Special Olympics Bharat
- Sport: Special Olympics
- Jurisdiction: India
- Founded: 1988
- President: Dr. Mallika Nadda
- Vice president: Pawan Kumar Patodia

Official website
- specialolympicsbharat.org
- India

= Special Olympics Bharat =

Special Olympics governing body

Special Olympics Bharat is an officially recognised programme of Special Olympics International which operates in India. It was founded in 1988 as Special Olympics India, and from 2001 it became as Special Olympics Bharat. it is recognized by the government of India as a National Sports Federation for the development of sports opportunity for the people with intellectual disabilities. The special Olympics Bharat programme has so far drawn a number of coaches to work with 850875 athletes across the country.
Special Olympics Bharat is a National Sports Federation also registered under the Indian Trust Act 1882 in 2001 and is accredited by Special Olympics International to conduct Special Olympics Programs in India. It is recognized by the Government of India as a National Sports Federation in the Priority Category, for
development of Sports for Persons with Intellectual Disabilities, and is a designated Nodal Agency for all disabilities on account of its national presence and experience, especially in rural areas which account for nearly 75 per cent of the disabled population in India.

== Oath ==
"Let me win.I have to win but if I cannot win, let me be brave in the attempt."

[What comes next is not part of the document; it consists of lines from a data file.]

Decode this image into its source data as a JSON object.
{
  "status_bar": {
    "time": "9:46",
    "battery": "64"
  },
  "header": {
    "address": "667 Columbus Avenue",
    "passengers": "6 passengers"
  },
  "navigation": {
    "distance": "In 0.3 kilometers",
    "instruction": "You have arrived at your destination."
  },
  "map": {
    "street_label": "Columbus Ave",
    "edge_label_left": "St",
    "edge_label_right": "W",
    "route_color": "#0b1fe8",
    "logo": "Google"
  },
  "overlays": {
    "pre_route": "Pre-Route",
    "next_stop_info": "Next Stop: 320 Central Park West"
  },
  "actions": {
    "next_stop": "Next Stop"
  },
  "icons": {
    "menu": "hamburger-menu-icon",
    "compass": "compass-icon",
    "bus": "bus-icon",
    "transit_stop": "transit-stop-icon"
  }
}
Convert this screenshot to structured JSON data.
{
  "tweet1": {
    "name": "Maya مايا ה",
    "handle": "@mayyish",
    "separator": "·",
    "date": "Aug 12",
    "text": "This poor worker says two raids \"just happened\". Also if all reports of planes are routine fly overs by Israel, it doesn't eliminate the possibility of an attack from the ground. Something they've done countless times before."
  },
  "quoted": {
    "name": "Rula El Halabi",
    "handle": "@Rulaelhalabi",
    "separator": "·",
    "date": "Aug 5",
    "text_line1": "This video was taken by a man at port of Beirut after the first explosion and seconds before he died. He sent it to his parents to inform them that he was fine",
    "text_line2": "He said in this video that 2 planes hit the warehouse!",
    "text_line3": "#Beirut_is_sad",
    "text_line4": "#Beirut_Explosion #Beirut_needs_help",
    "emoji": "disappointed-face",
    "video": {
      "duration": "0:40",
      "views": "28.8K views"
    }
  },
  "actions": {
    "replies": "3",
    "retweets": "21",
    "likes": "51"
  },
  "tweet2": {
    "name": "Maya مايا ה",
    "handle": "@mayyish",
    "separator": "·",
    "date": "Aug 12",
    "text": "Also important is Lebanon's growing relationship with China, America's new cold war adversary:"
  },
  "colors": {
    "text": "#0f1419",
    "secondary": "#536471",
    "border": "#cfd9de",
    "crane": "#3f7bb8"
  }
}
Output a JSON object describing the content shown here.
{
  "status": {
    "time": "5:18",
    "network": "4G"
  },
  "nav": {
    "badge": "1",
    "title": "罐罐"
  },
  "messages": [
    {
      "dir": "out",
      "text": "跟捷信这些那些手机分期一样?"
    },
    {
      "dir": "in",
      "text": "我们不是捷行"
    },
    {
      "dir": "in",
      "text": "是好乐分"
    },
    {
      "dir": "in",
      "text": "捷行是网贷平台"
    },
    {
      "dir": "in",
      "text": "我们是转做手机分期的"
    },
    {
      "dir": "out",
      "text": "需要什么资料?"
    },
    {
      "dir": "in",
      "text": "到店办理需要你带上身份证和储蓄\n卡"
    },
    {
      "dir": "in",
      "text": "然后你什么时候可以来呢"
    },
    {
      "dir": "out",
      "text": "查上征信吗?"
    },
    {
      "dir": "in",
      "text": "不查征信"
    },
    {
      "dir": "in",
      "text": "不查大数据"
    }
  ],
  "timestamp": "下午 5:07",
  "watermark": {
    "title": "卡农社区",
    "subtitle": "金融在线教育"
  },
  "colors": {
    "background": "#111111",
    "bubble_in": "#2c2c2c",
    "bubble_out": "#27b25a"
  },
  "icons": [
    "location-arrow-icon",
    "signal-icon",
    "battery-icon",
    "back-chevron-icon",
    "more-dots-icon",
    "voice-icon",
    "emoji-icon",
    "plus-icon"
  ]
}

== India at the Special Olympics World Games ==

A total of 885 Special Olympics Bharat athletes have participated in eight World Summer Games and five World Winter Games between 1987 and 2015.They have won 322 gold, 343 silver and 397 bronze medals in the world summer and world winter games bringing a combined count to 1062 Medals.

=== Summer Games ===
743 Athletes have participated at the Special Olympics World Summer Games since 1987 until 2015. Through participation across 8 World Summer Games they have won 286 Gold, 304 Silver and 378 Bronze Medals to an overall tally of 968.

214 athletes and 53 coaches participated at the Special Olympics World Summer games held in Los Angeles, California, US, from 25 July to 2 August 2015, across 14 sport disciplines: athletics, aquatics, bocce, basketball, badminton, table tennis, volleyball, softball, football, powerlifting, roller skating, handball, cycling, and Unified golf.

=== Winter Games===
142 Athletes have participated at the Special Olympics World Winter Games since 1993 until 2013. Through participation across 5 Special Olympics World Winter Games and 19 Bronze Medals to an overall tally of 94.